Marburg bietet mehr Zimmer an als Frankfurt, Kassel, Trier, Ulm oder Kaiserslautern

„Die Erfahrung der letzten Jahre zeigt, dass bis Ende Dezember alle Studierenden, die sich bei uns gemeldet haben, eine Unterkunft gefunden haben werden“, sagt Franziska Busch, Studentenwerk-Sprecherin. Die Zahl der Wartelisteplätze war in den Vorjahren mit bis zu 800 Namen länger. „Die Einschätzung unserer Kollegen in der Wohnheimverwaltung ist, dass sich im Laufe der letzten Jahre der Ansturm auf den Wohnungsmarkt zeitlich etwas entspannt hat.“ Vor allem dank früherer Zulassungsbescheide der Uni, womit Studenten mehr Zeit für die Wohnungssuche bleibe. Ein weiterer Grund für die Entspannung ist offenbar der vorangetriebene Wohnungsbau in der Stadt samt Eröffnung des Studentenwohnheims in der Gutenbergstraße mit 60 Plätzen. Weitere 80 entstehen laut Busch ab November im Studentendorf.

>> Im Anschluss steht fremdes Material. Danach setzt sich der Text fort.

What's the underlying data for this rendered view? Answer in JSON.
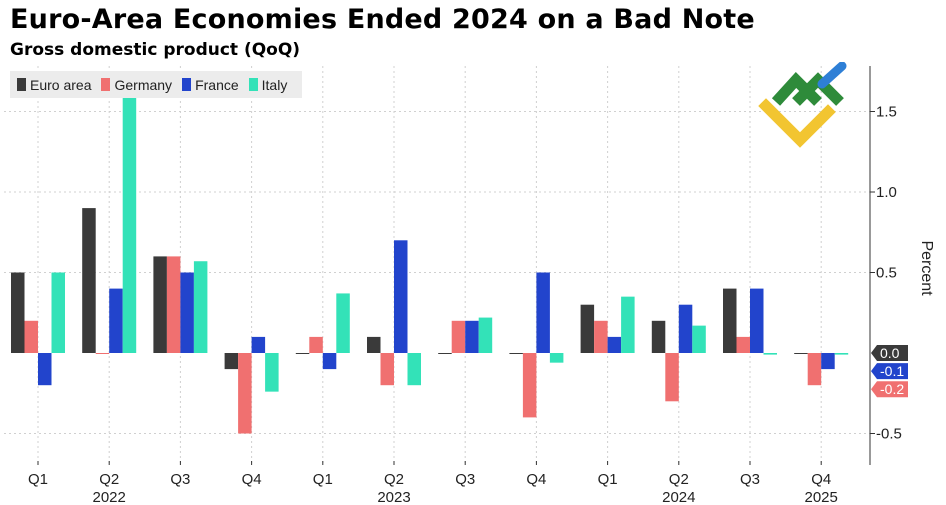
{
  "title": "Euro-Area Economies Ended 2024 on a Bad Note",
  "subtitle": "Gross domestic product (QoQ)",
  "colors": {
    "euro_area": "#3a3a3a",
    "germany": "#f07070",
    "france": "#2244cc",
    "italy": "#33e2b8",
    "grid": "#d0d0d0",
    "axis": "#333333"
  },
  "legend": [
    {
      "name": "Euro area",
      "color": "#3a3a3a"
    },
    {
      "name": "Germany",
      "color": "#f07070"
    },
    {
      "name": "France",
      "color": "#2244cc"
    },
    {
      "name": "Italy",
      "color": "#33e2b8"
    }
  ],
  "chart_data": {
    "type": "bar",
    "title": "Euro-Area Economies Ended 2024 on a Bad Note",
    "subtitle": "Gross domestic product (QoQ)",
    "xlabel": "",
    "ylabel": "Percent",
    "ylim": [
      -0.7,
      1.77
    ],
    "y_ticks": [
      1.5,
      1.0,
      0.5,
      -0.5
    ],
    "y_tick_labels": [
      "1.5",
      "1.0",
      "0.5",
      "-0.5"
    ],
    "categories": [
      "Q1",
      "Q2",
      "Q3",
      "Q4",
      "Q1",
      "Q2",
      "Q3",
      "Q4",
      "Q1",
      "Q2",
      "Q3",
      "Q4"
    ],
    "year_labels": [
      {
        "label": "2022",
        "category_index": 1
      },
      {
        "label": "2023",
        "category_index": 5
      },
      {
        "label": "2024",
        "category_index": 9
      },
      {
        "label": "2025",
        "category_index": 11
      }
    ],
    "series": [
      {
        "name": "Euro area",
        "values": [
          0.5,
          0.9,
          0.6,
          -0.1,
          0.0,
          0.1,
          0.0,
          0.0,
          0.3,
          0.2,
          0.4,
          0.0
        ]
      },
      {
        "name": "Germany",
        "values": [
          0.2,
          0.0,
          0.6,
          -0.5,
          0.1,
          -0.2,
          0.2,
          -0.4,
          0.2,
          -0.3,
          0.1,
          -0.2
        ]
      },
      {
        "name": "France",
        "values": [
          -0.2,
          0.4,
          0.5,
          0.1,
          -0.1,
          0.7,
          0.2,
          0.5,
          0.1,
          0.3,
          0.4,
          -0.1
        ]
      },
      {
        "name": "Italy",
        "values": [
          0.5,
          1.6,
          0.57,
          -0.24,
          0.37,
          -0.2,
          0.22,
          -0.06,
          0.35,
          0.17,
          -0.01,
          -0.01
        ]
      }
    ],
    "end_labels": [
      {
        "series": "Euro area",
        "value": 0.0,
        "label": "0.0",
        "color": "#3a3a3a"
      },
      {
        "series": "France",
        "value": -0.1,
        "label": "-0.1",
        "color": "#2244cc"
      },
      {
        "series": "Germany",
        "value": -0.2,
        "label": "-0.2",
        "color": "#f07070"
      }
    ],
    "grid": true,
    "legend_position": "top-left"
  }
}
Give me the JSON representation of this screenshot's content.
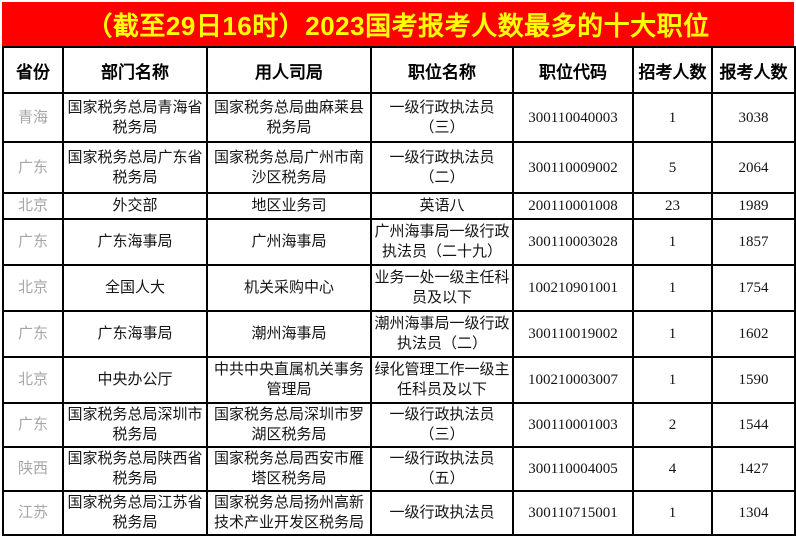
{
  "colors": {
    "title_background": "#fe0000",
    "title_text": "#ffff00",
    "table_border": "#000000",
    "province_text": "#a6a6a6",
    "body_text": "#141414"
  },
  "chart_data": {
    "type": "table",
    "title": "（截至29日16时）2023国考报考人数最多的十大职位",
    "columns": [
      "省份",
      "部门名称",
      "用人司局",
      "职位名称",
      "职位代码",
      "招考人数",
      "报考人数"
    ],
    "rows": [
      [
        "青海",
        "国家税务总局青海省税务局",
        "国家税务总局曲麻莱县税务局",
        "一级行政执法员（三）",
        "300110040003",
        "1",
        "3038"
      ],
      [
        "广东",
        "国家税务总局广东省税务局",
        "国家税务总局广州市南沙区税务局",
        "一级行政执法员（二）",
        "300110009002",
        "5",
        "2064"
      ],
      [
        "北京",
        "外交部",
        "地区业务司",
        "英语八",
        "200110001008",
        "23",
        "1989"
      ],
      [
        "广东",
        "广东海事局",
        "广州海事局",
        "广州海事局一级行政执法员（二十九）",
        "300110003028",
        "1",
        "1857"
      ],
      [
        "北京",
        "全国人大",
        "机关采购中心",
        "业务一处一级主任科员及以下",
        "100210901001",
        "1",
        "1754"
      ],
      [
        "广东",
        "广东海事局",
        "潮州海事局",
        "潮州海事局一级行政执法员（二）",
        "300110019002",
        "1",
        "1602"
      ],
      [
        "北京",
        "中央办公厅",
        "中共中央直属机关事务管理局",
        "绿化管理工作一级主任科员及以下",
        "100210003007",
        "1",
        "1590"
      ],
      [
        "广东",
        "国家税务总局深圳市税务局",
        "国家税务总局深圳市罗湖区税务局",
        "一级行政执法员（三）",
        "300110001003",
        "2",
        "1544"
      ],
      [
        "陕西",
        "国家税务总局陕西省税务局",
        "国家税务总局西安市雁塔区税务局",
        "一级行政执法员（五）",
        "300110004005",
        "4",
        "1427"
      ],
      [
        "江苏",
        "国家税务总局江苏省税务局",
        "国家税务总局扬州高新技术产业开发区税务局",
        "一级行政执法员",
        "300110715001",
        "1",
        "1304"
      ]
    ]
  }
}
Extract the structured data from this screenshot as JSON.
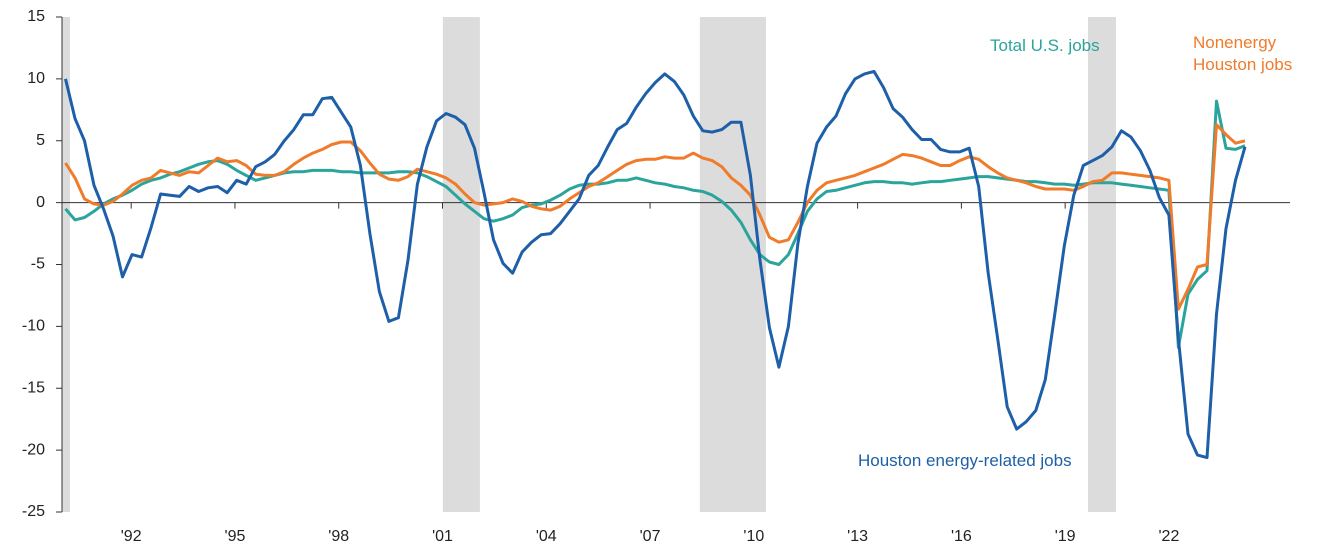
{
  "chart_data": {
    "type": "line",
    "x": [
      1990.1,
      1990.375,
      1990.65,
      1990.925,
      1991.2,
      1991.475,
      1991.75,
      1992.025,
      1992.3,
      1992.575,
      1992.85,
      1993.125,
      1993.4,
      1993.675,
      1993.95,
      1994.225,
      1994.5,
      1994.775,
      1995.05,
      1995.325,
      1995.6,
      1995.875,
      1996.15,
      1996.425,
      1996.7,
      1996.975,
      1997.25,
      1997.525,
      1997.8,
      1998.075,
      1998.35,
      1998.625,
      1998.9,
      1999.175,
      1999.45,
      1999.725,
      2000,
      2000.275,
      2000.55,
      2000.825,
      2001.1,
      2001.375,
      2001.65,
      2001.925,
      2002.2,
      2002.475,
      2002.75,
      2003.025,
      2003.3,
      2003.575,
      2003.85,
      2004.125,
      2004.4,
      2004.675,
      2004.95,
      2005.225,
      2005.5,
      2005.775,
      2006.05,
      2006.325,
      2006.6,
      2006.875,
      2007.15,
      2007.425,
      2007.7,
      2007.975,
      2008.25,
      2008.525,
      2008.8,
      2009.075,
      2009.35,
      2009.625,
      2009.9,
      2010.175,
      2010.45,
      2010.725,
      2011,
      2011.275,
      2011.55,
      2011.825,
      2012.1,
      2012.375,
      2012.65,
      2012.925,
      2013.2,
      2013.475,
      2013.75,
      2014.025,
      2014.3,
      2014.575,
      2014.85,
      2015.125,
      2015.4,
      2015.675,
      2015.95,
      2016.225,
      2016.5,
      2016.775,
      2017.05,
      2017.325,
      2017.6,
      2017.875,
      2018.15,
      2018.425,
      2018.7,
      2018.975,
      2019.25,
      2019.525,
      2019.8,
      2020.075,
      2020.35,
      2020.625,
      2020.9,
      2021.175,
      2021.45,
      2021.725,
      2022,
      2022.275,
      2022.55,
      2022.825,
      2023.1,
      2023.375,
      2023.65,
      2023.925,
      2024.2
    ],
    "series": [
      {
        "name": "Total U.S. jobs",
        "color": "#2ba49b",
        "values": [
          -0.5,
          -1.4,
          -1.2,
          -0.7,
          -0.1,
          0.3,
          0.6,
          1,
          1.5,
          1.8,
          2,
          2.3,
          2.5,
          2.8,
          3.1,
          3.3,
          3.4,
          3.1,
          2.6,
          2.2,
          1.8,
          2,
          2.2,
          2.4,
          2.5,
          2.5,
          2.6,
          2.6,
          2.6,
          2.5,
          2.5,
          2.4,
          2.4,
          2.4,
          2.4,
          2.5,
          2.5,
          2.4,
          2.1,
          1.7,
          1.3,
          0.6,
          -0.1,
          -0.7,
          -1.3,
          -1.5,
          -1.3,
          -1,
          -0.4,
          -0.2,
          -0.1,
          0.2,
          0.6,
          1.1,
          1.4,
          1.5,
          1.5,
          1.6,
          1.8,
          1.8,
          2,
          1.8,
          1.6,
          1.5,
          1.3,
          1.2,
          1,
          0.9,
          0.6,
          0.1,
          -0.6,
          -1.6,
          -3,
          -4.2,
          -4.8,
          -5,
          -4.2,
          -2.5,
          -0.7,
          0.3,
          0.9,
          1,
          1.2,
          1.4,
          1.6,
          1.7,
          1.7,
          1.6,
          1.6,
          1.5,
          1.6,
          1.7,
          1.7,
          1.8,
          1.9,
          2,
          2.1,
          2.1,
          2,
          1.9,
          1.8,
          1.7,
          1.7,
          1.6,
          1.5,
          1.5,
          1.4,
          1.5,
          1.6,
          1.6,
          1.6,
          1.5,
          1.4,
          1.3,
          1.2,
          1.1,
          1,
          -11.7,
          -7.4,
          -6.2,
          -5.5,
          8.2,
          4.4,
          4.3,
          4.6
        ]
      },
      {
        "name": "Nonenergy Houston jobs",
        "color": "#f07b2b",
        "values": [
          3.2,
          2,
          0.3,
          -0.1,
          -0.2,
          0.1,
          0.7,
          1.4,
          1.8,
          2,
          2.6,
          2.4,
          2.2,
          2.5,
          2.4,
          3,
          3.6,
          3.3,
          3.4,
          3,
          2.3,
          2.2,
          2.2,
          2.5,
          3.1,
          3.6,
          4,
          4.3,
          4.7,
          4.9,
          4.9,
          4.2,
          3.2,
          2.3,
          1.9,
          1.8,
          2.1,
          2.7,
          2.5,
          2.3,
          2,
          1.5,
          0.7,
          0,
          -0.2,
          -0.1,
          0,
          0.3,
          0.1,
          -0.3,
          -0.5,
          -0.6,
          -0.3,
          0.3,
          0.8,
          1.3,
          1.6,
          2.1,
          2.6,
          3.1,
          3.4,
          3.5,
          3.5,
          3.7,
          3.6,
          3.6,
          4,
          3.6,
          3.4,
          2.9,
          2,
          1.4,
          0.6,
          -1,
          -2.8,
          -3.2,
          -3,
          -1.6,
          0,
          1,
          1.6,
          1.8,
          2,
          2.2,
          2.5,
          2.8,
          3.1,
          3.5,
          3.9,
          3.8,
          3.6,
          3.3,
          3,
          3,
          3.4,
          3.7,
          3.5,
          2.9,
          2.4,
          2,
          1.8,
          1.6,
          1.3,
          1.1,
          1.1,
          1.1,
          1,
          1.3,
          1.7,
          1.8,
          2.4,
          2.4,
          2.3,
          2.2,
          2.1,
          2,
          1.8,
          -8.6,
          -7,
          -5.2,
          -5,
          6.3,
          5.5,
          4.8,
          5
        ]
      },
      {
        "name": "Houston energy-related jobs",
        "color": "#1d5fa8",
        "values": [
          10,
          6.8,
          5,
          1.4,
          -0.5,
          -2.7,
          -6,
          -4.2,
          -4.4,
          -2,
          0.7,
          0.6,
          0.5,
          1.3,
          0.9,
          1.2,
          1.3,
          0.8,
          1.8,
          1.5,
          2.9,
          3.3,
          3.9,
          5,
          5.9,
          7.1,
          7.1,
          8.4,
          8.5,
          7.3,
          6.1,
          3,
          -2.5,
          -7.2,
          -9.6,
          -9.3,
          -4.7,
          1.5,
          4.5,
          6.6,
          7.2,
          6.9,
          6.3,
          4.4,
          0.8,
          -3,
          -4.9,
          -5.7,
          -4,
          -3.2,
          -2.6,
          -2.5,
          -1.7,
          -0.7,
          0.3,
          2.2,
          3,
          4.5,
          5.9,
          6.4,
          7.7,
          8.8,
          9.7,
          10.4,
          9.8,
          8.7,
          7,
          5.8,
          5.7,
          5.9,
          6.5,
          6.5,
          2.2,
          -4.6,
          -10.1,
          -13.3,
          -10,
          -3.3,
          1.3,
          4.8,
          6.1,
          7,
          8.8,
          10,
          10.4,
          10.6,
          9.3,
          7.6,
          6.9,
          5.9,
          5.1,
          5.1,
          4.3,
          4.1,
          4.1,
          4.4,
          1.3,
          -5.7,
          -11,
          -16.5,
          -18.3,
          -17.7,
          -16.8,
          -14.3,
          -9,
          -3.5,
          0.6,
          3,
          3.4,
          3.8,
          4.5,
          5.8,
          5.3,
          4.2,
          2.6,
          0.4,
          -1,
          -11,
          -18.7,
          -20.4,
          -20.6,
          -9,
          -2.1,
          1.8,
          4.5
        ]
      }
    ],
    "shading": [
      [
        1990,
        1990.23
      ],
      [
        2001.01,
        2002.08
      ],
      [
        2008.44,
        2010.35
      ],
      [
        2019.66,
        2020.47
      ]
    ],
    "shading_color": "#dcdcdc",
    "xlim": [
      1990,
      2025.5
    ],
    "xticks": [
      {
        "value": 1992,
        "label": "'92"
      },
      {
        "value": 1995,
        "label": "'95"
      },
      {
        "value": 1998,
        "label": "'98"
      },
      {
        "value": 2001,
        "label": "'01"
      },
      {
        "value": 2004,
        "label": "'04"
      },
      {
        "value": 2007,
        "label": "'07"
      },
      {
        "value": 2010,
        "label": "'10"
      },
      {
        "value": 2013,
        "label": "'13"
      },
      {
        "value": 2016,
        "label": "'16"
      },
      {
        "value": 2019,
        "label": "'19"
      },
      {
        "value": 2022,
        "label": "'22"
      }
    ],
    "ylim": [
      -25,
      15
    ],
    "yticks": [
      15,
      10,
      5,
      0,
      -5,
      -10,
      -15,
      -20,
      -25
    ]
  }
}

In der Liste der Zahl der Wohnheimplätze liegt Marburg deutschlandweit derzeit im Mittelfeld, das Studentenwerk bietet deutlich mehr Zimmer an als etwa die Universitäten Frankfurt, Kassel, Trier, Ulm oder Kaiserslautern. Und günstiger gibt‘s Räume kaum irgendwo anders: Während Marburger Studenten maximal rund 320 Euro für einen Wohnheimplatz zahlen, sind es in Münster 535 Euro - der höchste Wert unter allen Studentenwerken.

Gestützt wird die Spar-These durch eine weitere Mietpreis-Untersuchung von Immobilienscout24. Demnach ist Marburg die zehntgünstigste WG-Unistadt Deutschlands, Studenten zahlen demnach im Schnitt 237 Euro für ein Zimmer (Tübingen: 383 Euro). Als Grundlage dieser Mietpreis-Analyse diente die durchschnittliche Warmmiete pro Person der jeweiligen Stadt für eine Dreier-WG mit 80 Quadratmetern.

Eine Studie des Immobilienentwicklers GBI sieht Marburg auch nicht in der 19 Kommunen umfassenden Liste der Universitätsstädte, in denen die Wohnungssituation für Studenten besonders kritisch ist. Jedoch: Marburg gehöre zu den Städten, in denen empfohlen wird, den Wohnungsmarkt genau im Auge zu behalten, da es auch hier „schnell zu einer kritischen Situation kommen könnte“.